Designing of Cryogenic Storage Vessels
Different variables, like the thickness of the product vessel, the diameter of the product vessel, the thickness of the outer shell, the diameter of the outer shell, and the thickness of the stiffeners, are calculated.
Those calculations depend on the type of design codes.
This air is passed through a post filter, removing further impurities. The filtered air is passed through the post filter, eliminating other impurities.
The filtered air is sent through the cold box. This rigid box mainly consists of the following
1) Heat exchangers
2) Exchange turbines
3) Inlet and outlet manifolds
4) A column consisting of aluminum trays.
The compressed air is passed through the heat exchanger, which reduces the air temperatures to around -140˚C.
Air cooling is allowed to bypass the cold non-condensable gases and gaseous nitrogen.
The cold air is passed through the expansion turbine in which the compressed air is expanded.
Due to this expansion, the temperature is reduced to around -180˚C.
At this low temperature, the air is liquefied. The liquid air is passed through a column of aluminum trays from top to bottom.
Nitrogen and other gases evaporate during this flow, and only oxygen is collected in bottom reservoirs.
The liquid nitrogen is produced at the top of the column.
Due to this, gaseous nitrogen can be liquefied by giving heat energy to the liquid oxygen.
Here, the liquid oxygen is evaporated. This liquid nitrogen is formed at the column and Pumped to the cold convertor.
The condensable gaseous nitrogen is passed through the heat exchanger, which cools the incoming compressed air; thus, liquid nitrogen and oxygen are produced and collected in a cold convertor.
Argon, which has 0.93% air content and a boiling point between oxygen and nitrogen, is present as an impurity in both liquid nitrogen and liquid oxygen.
To get pure liquid nitrogen, the argon percentage should be reduced. This can be done using the other column separating the argon.
2. Cryogenic Vessel Design
Different variables, like the thickness of the product vessel, the diameter of the product vessel, the thickness of the outer shell, the diameter of the outer shell, and the thickness of the stiffeners, are calculated. Those calculations depend on the type of design codes.
2.2 Design Codes for Cryogenic Storage Vessels
A design code is a document that sets rules for the design of Cryogenic Storage Vessels. It is a tool that can be used in the design and planning process. The design and manufacture of pressure vessels are done according to some regulations and codes. They assure safety in operations, quality control, and assurance.
The codes that pressure vessel manufacturers adopt are 1) ASME selection VIII division- I & II (American codes), 2) PD 5500 (British code), 3) AD Merkblatter (German code), and 4) IS 2825 (Indian code)
The primary aims of the codes are identical, but their approach is different. Their use of raw materials, historical background, design, and manufacture are further for other regulations in different countries.

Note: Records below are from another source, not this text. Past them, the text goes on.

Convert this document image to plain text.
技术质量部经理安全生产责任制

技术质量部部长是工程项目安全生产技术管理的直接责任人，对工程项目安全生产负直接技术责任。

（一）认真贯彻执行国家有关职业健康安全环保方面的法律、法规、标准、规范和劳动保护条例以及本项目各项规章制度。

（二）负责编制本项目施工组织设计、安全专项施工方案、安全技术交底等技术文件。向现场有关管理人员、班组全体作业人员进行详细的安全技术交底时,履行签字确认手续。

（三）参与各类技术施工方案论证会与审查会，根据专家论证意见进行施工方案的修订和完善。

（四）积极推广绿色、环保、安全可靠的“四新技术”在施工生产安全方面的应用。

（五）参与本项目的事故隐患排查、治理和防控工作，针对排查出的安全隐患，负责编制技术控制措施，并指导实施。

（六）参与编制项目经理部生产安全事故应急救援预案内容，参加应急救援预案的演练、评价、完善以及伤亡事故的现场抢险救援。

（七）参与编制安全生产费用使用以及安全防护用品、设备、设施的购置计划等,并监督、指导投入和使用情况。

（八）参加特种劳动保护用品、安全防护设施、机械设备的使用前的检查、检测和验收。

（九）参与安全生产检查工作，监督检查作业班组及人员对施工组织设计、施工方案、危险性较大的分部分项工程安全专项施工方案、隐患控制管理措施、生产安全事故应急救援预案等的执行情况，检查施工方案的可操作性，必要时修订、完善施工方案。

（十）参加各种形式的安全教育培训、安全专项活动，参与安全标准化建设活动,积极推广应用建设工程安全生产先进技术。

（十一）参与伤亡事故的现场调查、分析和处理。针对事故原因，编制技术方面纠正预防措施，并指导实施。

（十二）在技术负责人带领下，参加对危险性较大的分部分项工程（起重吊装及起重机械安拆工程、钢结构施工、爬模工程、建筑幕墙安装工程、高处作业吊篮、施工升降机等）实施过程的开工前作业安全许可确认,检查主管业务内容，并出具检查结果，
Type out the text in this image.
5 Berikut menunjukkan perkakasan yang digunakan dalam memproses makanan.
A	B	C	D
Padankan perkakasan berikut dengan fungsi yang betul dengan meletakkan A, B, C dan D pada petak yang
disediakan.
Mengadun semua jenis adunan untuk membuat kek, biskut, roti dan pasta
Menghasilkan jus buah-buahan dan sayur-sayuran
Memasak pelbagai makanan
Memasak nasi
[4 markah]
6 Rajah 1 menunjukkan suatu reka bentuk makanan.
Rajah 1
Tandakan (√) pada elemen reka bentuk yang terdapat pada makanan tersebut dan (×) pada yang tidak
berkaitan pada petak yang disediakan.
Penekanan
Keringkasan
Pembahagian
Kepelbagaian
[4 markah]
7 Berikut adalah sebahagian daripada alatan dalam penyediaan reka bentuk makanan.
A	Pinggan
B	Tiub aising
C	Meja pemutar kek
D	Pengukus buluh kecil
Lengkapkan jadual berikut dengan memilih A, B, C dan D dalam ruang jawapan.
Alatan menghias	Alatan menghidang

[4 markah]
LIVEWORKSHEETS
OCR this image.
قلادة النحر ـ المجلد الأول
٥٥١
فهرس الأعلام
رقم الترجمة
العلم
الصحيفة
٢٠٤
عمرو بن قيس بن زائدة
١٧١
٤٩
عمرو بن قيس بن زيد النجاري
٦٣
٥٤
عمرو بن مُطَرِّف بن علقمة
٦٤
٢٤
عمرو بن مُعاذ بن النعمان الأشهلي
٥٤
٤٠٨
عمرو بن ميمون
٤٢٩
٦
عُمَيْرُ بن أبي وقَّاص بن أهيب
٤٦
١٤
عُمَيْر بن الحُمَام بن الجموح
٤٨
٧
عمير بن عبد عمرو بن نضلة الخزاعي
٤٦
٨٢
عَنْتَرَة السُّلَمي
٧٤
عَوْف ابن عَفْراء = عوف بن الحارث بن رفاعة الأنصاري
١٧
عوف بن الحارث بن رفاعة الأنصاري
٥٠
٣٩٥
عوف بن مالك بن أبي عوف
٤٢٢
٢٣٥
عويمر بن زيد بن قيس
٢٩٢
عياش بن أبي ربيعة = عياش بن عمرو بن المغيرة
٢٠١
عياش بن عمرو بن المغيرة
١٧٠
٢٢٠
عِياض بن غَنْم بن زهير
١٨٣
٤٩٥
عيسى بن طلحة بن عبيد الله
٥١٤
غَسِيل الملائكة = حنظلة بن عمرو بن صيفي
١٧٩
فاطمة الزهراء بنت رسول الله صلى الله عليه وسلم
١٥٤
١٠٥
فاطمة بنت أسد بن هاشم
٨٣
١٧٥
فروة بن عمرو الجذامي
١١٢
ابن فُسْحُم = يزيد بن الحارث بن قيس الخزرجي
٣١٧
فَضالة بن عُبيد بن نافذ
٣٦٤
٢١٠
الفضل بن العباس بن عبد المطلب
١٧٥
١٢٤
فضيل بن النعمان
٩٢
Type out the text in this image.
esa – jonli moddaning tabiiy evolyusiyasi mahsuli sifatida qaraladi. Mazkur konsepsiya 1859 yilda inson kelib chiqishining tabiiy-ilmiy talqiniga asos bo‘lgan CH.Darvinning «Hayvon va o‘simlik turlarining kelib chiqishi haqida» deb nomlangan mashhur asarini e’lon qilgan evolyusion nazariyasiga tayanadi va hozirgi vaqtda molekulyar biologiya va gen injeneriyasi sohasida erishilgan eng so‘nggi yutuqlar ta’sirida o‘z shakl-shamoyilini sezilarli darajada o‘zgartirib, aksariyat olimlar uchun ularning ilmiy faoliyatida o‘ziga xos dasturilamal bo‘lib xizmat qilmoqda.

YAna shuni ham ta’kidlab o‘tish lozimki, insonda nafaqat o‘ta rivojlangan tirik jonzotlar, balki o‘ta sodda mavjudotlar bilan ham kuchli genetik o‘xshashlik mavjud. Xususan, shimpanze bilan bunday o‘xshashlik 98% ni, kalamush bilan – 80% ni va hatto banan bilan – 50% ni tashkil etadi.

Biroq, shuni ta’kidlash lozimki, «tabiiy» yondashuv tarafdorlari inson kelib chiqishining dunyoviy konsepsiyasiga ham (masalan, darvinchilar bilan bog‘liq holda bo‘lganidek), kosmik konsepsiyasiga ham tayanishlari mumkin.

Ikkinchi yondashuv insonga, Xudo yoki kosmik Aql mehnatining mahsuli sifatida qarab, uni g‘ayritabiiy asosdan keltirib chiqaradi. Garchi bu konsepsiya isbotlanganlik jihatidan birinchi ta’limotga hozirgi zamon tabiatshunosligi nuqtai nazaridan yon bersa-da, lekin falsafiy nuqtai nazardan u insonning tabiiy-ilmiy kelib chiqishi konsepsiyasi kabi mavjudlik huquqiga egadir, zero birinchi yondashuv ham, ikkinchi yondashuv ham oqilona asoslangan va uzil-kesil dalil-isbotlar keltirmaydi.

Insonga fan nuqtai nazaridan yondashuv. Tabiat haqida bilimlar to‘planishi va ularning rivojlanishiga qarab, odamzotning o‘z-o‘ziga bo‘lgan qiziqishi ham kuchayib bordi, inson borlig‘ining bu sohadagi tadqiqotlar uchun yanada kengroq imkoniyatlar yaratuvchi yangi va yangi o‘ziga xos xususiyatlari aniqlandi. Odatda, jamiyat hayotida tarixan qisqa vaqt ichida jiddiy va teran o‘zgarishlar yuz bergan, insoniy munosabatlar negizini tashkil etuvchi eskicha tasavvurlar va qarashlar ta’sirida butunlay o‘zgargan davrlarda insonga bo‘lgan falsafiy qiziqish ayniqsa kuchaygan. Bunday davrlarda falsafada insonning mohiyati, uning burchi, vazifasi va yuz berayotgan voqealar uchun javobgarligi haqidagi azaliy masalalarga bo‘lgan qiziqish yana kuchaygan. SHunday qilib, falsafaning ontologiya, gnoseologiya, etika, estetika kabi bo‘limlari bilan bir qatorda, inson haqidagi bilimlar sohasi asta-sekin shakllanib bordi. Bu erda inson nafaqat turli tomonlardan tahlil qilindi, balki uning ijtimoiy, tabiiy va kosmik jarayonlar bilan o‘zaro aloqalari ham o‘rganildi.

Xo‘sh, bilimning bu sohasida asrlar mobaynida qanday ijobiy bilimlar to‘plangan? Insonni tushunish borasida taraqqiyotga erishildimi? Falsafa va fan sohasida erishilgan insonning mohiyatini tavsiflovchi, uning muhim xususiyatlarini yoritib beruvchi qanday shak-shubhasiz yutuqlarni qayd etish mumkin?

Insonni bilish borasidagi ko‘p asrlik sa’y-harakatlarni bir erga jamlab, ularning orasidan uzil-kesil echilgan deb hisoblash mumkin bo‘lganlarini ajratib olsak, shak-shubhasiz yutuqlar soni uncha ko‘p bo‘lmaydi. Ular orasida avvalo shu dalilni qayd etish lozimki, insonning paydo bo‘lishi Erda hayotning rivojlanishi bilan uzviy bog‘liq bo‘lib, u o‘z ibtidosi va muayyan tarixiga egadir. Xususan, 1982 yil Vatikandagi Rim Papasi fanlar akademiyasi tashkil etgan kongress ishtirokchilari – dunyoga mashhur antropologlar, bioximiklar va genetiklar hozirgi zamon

Austenitic steels, stainless steels, fine grain double normalized and tempered nickel steels, copper, and aluminum are excellent cryogenic-temperature resistant materials.
Austenitic stainless steels are well suited to cryogenic applications as they remain rigid and ductile at temperatures as low as -269degC.
9% Nickel steel
9% nickel steel is often classified as ferrite steel. However, this material includes austenitic ferrite and magnetite as well. With the austenitic present, its presence has provided excellent strength and resistance against brittle fracture. At temperatures below zero, ductility declines gradually, and as soon as chirpy v notch values reach 25 Ft-lbs (346 or 4.4 kg/cm2) at -200degC. At its heart lies proven safety and favourable cost, making cryogenic equipment using this material an indispensable solution for storing and transporting liquid gases such as Nitrogen, Methane, and Ethylene. Extensive tests conducted on tanks filled with liquid nitrogen have demonstrated that quenching and tempering treatments as post-weld treatments were not beneficial, according to ASME Code requirements for 2-inch thickness (about 50mm).
Aluminum alloys such as 5083 (Mg 0.445%, Mn 0.6%, and cr 0.15%) and 6003 (Mn 1.26% and Cu 0.12%) are often employed to manufacture cryogenic storage vessels, columns in air separation plants, and heat exchangers, with no evidence of ductile-to-brittle transformation at temperatures down to liquid helium (-269degC). Aluminium’s superior toughness properties have long been recognized, so it was not considered necessary to specify its minimum value in ASME or ASTM codes; notched yield ratio, tear resistance critical stress intensity increases with a decrease in temperature while fatigue strength also increases with temperature reduction.
Copper alloys such as alpha brass and phosphorous-di-oxide copper were easily chosen when building cryogenic equipment. In contrast, today, copper tubes are still commonly used as air separation trays in smaller air separation plants. Copper has low yield strength in an annealed state, while its alloys have an even lower yield strength than steel – unaffected by temperature variations or yield strength changes.
Aluminum and nickel steels are excellent choices for creating cryogenic storage vessels; to determine which material is the most suited, stress analysis must first be conducted on both materials before selecting one that will make for successful tank production.